Benediktinerinnen-Kloster Marienrode bei Hildesheim aufgebrochen. Hier wollten

wir zusammen mit P. Theo Schneider SJ und Jörg Bank das Wochenende nutzen, um

uns intensiv mit der Lehre der Kirche und dem Glauben auseinanderzusetzen. Genau

dafür bietet das Kloster das perfekte Umfeld.

 

Ich komme aus einer Freikirchlichen Gemeinde und wollte

diese Möglichkeit wahrnehmen, um all meine Fragen zu stellen und das Leben von

katholischen Gläubigen kennen zu lernen.

 

Gegen Abend kamen wir im Kloster an und konnten direkt

unsere Zimmer im Exerzitien- und Gästehaus beziehen. Die erste Veranstaltung

war das Abendessen – hier begannen wir die Klosterküche zu schätzen. Danach

ging es mit der ersten Gruppensitzung los. Der Ablaufplan wurde vorgestellt und

wir wurden gefragt, was uns besonders interessiere oder noch unklar sei, um

diese Themen an beiden  folgenden Tagen

durchzugehen. Harmonisch klang der erste Abend bei einem Gläschen Wein und

guten Gesprächen aus. Ich konnte einige meiner Fragen stellen und erhielt klare

und häufig unerwartete Antworten, bei denen mir immer deutlicher wurde, dass

vieles, was ich bisher über die Katholische Kirche gehört hatte, allzu oft auf

Gerüchten und Vorurteilen beruht.

 

Am Samstag durften wir den ganzen Tag den Lebensrhythmus der

Schwestern teilen, der vom Stundengebet bestimmt wird, allerdings beginnt das

Morgenlob schon um halb sechs – für die meisten Kursteilnehmer noch etwas zu

früh. Nach der Messe, in der die Schwestern eindrucksvoll lateinisch singen,

psalmodieren und rezitieren und dem anschließenden Frühstück galt die erste

Kurseinheit dem christlichen Gottes- und Menschenbild, das mit Hilfe des

Gleichnisses vom Verlorenen Sohn verdeutlicht wurde (Lk 15,11–32). Ein

grundlegendes Gleichnis, in dem wir die Liebe des Vaters erkennen dürfen, die

sich auch als Begründung menschlicher Würde verstehen lässt. Darüber hinaus

kann ich mich selber in diesem Gleichnis wieder finden – ein Leben ohne Gott

führt in die Sackgasse, wie ich es viele Jahre gelebt hatte, eine Um- und

Rückkehr zu einem gottzugewandten Leben zur ersehnten Freude.

 

Zum

Mittagsgebet nahmen uns die Nonnen in den Kapitelsaal mit. Uns zur Freude

sangen sie diesmal auf Deutsch – Psalm 121 und 140 (unbedingt lesenswert!).
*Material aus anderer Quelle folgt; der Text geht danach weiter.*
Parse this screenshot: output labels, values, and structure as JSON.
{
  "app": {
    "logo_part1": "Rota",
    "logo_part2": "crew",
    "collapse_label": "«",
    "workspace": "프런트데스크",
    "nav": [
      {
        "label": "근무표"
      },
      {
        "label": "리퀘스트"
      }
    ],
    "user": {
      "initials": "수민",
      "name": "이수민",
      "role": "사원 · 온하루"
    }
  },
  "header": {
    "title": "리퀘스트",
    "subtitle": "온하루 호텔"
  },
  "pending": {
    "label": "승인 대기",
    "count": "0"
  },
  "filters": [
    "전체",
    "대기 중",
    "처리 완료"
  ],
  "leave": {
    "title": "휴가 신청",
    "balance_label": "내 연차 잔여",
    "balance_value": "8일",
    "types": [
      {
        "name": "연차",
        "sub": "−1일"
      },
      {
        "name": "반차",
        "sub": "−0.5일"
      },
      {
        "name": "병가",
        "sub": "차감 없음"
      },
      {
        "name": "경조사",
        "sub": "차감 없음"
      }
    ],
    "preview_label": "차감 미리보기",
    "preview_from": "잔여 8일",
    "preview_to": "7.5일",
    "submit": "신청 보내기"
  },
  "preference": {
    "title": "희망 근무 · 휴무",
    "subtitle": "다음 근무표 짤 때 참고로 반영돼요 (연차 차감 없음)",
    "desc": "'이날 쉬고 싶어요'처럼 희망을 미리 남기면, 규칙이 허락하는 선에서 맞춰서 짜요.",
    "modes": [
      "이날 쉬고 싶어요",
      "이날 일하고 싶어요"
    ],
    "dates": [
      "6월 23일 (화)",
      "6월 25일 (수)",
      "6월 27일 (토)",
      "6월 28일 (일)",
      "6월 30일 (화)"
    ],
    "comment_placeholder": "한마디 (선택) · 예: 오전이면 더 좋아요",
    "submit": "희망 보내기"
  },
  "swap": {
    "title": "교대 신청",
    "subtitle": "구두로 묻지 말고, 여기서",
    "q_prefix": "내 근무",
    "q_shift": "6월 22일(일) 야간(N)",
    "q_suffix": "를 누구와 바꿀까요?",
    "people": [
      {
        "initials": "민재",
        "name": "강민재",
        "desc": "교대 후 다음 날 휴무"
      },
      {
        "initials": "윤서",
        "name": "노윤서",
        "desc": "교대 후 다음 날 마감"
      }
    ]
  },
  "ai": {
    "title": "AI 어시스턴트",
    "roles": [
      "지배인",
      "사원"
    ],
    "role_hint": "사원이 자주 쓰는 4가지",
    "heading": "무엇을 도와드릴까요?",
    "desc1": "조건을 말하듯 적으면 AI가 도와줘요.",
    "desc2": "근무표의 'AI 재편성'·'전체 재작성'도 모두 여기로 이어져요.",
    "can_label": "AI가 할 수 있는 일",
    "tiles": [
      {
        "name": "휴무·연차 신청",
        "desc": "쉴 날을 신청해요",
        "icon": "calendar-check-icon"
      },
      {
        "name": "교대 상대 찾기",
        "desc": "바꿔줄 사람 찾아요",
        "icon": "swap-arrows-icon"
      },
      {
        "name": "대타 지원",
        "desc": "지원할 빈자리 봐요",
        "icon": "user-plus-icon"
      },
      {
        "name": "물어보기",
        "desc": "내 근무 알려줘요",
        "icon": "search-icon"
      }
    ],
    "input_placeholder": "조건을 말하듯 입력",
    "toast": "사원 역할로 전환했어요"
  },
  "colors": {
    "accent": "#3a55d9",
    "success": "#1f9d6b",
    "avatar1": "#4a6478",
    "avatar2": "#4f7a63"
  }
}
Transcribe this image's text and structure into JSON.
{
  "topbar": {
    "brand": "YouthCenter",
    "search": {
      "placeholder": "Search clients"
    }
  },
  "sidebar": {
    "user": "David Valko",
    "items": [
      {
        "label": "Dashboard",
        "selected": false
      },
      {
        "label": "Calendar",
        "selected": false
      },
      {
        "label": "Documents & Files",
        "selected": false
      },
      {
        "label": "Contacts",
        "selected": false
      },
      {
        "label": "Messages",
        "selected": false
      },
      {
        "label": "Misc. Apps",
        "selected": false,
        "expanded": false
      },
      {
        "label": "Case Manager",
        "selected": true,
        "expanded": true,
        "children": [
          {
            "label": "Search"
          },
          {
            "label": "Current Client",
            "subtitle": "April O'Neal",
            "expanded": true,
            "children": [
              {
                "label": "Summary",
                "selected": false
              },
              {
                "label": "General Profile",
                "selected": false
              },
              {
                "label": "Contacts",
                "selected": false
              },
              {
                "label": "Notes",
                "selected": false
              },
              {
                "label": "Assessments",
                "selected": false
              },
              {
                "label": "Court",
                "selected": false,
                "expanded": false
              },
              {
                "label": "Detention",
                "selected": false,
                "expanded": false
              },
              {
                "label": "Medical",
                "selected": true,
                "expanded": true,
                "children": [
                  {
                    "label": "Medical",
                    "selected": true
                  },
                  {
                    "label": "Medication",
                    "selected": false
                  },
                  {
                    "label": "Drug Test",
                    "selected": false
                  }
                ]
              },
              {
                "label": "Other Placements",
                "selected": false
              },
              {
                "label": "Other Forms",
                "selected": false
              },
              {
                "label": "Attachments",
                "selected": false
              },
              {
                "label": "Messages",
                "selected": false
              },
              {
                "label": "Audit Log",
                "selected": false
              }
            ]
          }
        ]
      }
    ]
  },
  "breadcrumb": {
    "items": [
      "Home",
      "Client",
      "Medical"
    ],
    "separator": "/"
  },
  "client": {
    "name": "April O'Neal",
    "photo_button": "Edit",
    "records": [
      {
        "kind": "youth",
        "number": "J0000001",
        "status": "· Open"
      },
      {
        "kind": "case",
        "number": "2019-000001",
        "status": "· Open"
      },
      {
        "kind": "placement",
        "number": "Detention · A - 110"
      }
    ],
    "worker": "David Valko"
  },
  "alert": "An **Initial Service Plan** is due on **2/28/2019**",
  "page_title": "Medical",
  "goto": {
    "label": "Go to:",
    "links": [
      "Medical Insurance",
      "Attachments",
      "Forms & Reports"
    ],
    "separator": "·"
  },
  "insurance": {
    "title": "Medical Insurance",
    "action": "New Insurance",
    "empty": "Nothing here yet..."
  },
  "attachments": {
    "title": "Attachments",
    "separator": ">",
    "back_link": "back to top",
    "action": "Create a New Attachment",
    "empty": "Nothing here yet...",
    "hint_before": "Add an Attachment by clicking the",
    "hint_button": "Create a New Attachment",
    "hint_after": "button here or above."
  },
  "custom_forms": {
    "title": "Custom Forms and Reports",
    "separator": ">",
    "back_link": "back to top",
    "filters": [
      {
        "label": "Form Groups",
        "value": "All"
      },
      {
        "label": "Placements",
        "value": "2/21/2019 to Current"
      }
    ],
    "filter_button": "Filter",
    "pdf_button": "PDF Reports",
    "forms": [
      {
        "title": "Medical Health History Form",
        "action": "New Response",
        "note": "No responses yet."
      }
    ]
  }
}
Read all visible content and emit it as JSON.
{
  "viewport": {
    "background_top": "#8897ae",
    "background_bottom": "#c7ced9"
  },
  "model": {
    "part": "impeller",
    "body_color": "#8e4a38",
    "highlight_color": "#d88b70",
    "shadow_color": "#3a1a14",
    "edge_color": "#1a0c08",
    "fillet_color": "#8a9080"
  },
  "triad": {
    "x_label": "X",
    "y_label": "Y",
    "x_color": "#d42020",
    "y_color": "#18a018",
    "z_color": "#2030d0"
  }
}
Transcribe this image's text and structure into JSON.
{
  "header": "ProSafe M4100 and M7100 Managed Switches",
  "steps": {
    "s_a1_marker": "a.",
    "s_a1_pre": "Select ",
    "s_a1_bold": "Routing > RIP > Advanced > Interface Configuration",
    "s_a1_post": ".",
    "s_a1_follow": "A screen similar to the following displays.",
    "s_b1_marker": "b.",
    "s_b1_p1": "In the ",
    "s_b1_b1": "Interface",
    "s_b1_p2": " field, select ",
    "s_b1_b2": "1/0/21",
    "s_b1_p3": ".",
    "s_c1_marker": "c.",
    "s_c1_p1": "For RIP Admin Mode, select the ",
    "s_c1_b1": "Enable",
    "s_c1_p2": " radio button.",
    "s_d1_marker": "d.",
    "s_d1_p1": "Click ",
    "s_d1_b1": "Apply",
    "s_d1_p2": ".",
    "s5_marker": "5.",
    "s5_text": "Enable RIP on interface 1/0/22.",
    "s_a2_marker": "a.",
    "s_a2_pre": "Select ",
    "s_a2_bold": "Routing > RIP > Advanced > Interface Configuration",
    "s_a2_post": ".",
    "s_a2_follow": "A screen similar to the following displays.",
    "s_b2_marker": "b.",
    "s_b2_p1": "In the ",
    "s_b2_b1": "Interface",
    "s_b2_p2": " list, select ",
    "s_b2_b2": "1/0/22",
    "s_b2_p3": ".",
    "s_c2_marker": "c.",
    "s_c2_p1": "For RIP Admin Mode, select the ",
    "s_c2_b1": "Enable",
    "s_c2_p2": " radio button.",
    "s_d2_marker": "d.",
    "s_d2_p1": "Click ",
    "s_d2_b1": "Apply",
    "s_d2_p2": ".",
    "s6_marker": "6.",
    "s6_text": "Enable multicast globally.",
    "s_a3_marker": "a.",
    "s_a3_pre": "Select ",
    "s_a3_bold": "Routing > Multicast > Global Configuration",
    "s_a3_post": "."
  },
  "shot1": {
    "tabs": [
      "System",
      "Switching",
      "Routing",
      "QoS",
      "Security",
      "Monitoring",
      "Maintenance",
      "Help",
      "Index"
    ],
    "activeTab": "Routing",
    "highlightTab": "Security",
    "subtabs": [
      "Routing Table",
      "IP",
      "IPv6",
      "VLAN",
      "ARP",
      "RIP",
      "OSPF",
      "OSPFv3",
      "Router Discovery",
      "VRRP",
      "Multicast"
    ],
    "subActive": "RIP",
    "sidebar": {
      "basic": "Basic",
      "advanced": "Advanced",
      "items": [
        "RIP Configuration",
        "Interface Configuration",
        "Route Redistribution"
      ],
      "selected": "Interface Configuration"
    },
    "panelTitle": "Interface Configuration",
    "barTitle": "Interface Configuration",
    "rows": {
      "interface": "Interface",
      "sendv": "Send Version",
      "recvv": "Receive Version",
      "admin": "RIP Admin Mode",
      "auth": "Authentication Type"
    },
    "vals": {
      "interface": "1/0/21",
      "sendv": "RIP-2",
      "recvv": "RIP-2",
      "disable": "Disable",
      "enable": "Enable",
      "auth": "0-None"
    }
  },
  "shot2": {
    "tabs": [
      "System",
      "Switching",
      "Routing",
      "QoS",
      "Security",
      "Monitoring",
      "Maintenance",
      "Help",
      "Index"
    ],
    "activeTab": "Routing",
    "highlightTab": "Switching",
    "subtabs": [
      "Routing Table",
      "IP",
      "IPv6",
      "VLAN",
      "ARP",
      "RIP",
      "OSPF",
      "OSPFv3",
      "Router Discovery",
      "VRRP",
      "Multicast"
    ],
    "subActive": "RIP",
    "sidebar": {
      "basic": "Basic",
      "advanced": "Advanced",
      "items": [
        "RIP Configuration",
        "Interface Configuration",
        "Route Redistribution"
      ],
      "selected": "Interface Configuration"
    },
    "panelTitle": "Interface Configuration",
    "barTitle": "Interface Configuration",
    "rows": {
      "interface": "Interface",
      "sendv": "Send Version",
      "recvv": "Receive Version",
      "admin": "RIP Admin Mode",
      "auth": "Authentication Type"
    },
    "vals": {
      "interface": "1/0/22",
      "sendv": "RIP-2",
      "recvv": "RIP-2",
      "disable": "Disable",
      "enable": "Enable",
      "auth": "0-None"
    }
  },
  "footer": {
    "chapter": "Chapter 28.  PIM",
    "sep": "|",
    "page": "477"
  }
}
Nach dem Mittagessen gibt es eigentlich eine klösterliche Ruhezeit, doch der unermüdliche

Pater Schneider ließ es sich nicht nehmen, interessierten Kursteilnehmern den

Hildesheimer Dom St. Mariä Himmelfahrt (Weltkulturerbe, unbedingt sehenswert!) zu

zeigen und zu erklären. Hier begegneten wir anschaulich einigen Kursthemen, z.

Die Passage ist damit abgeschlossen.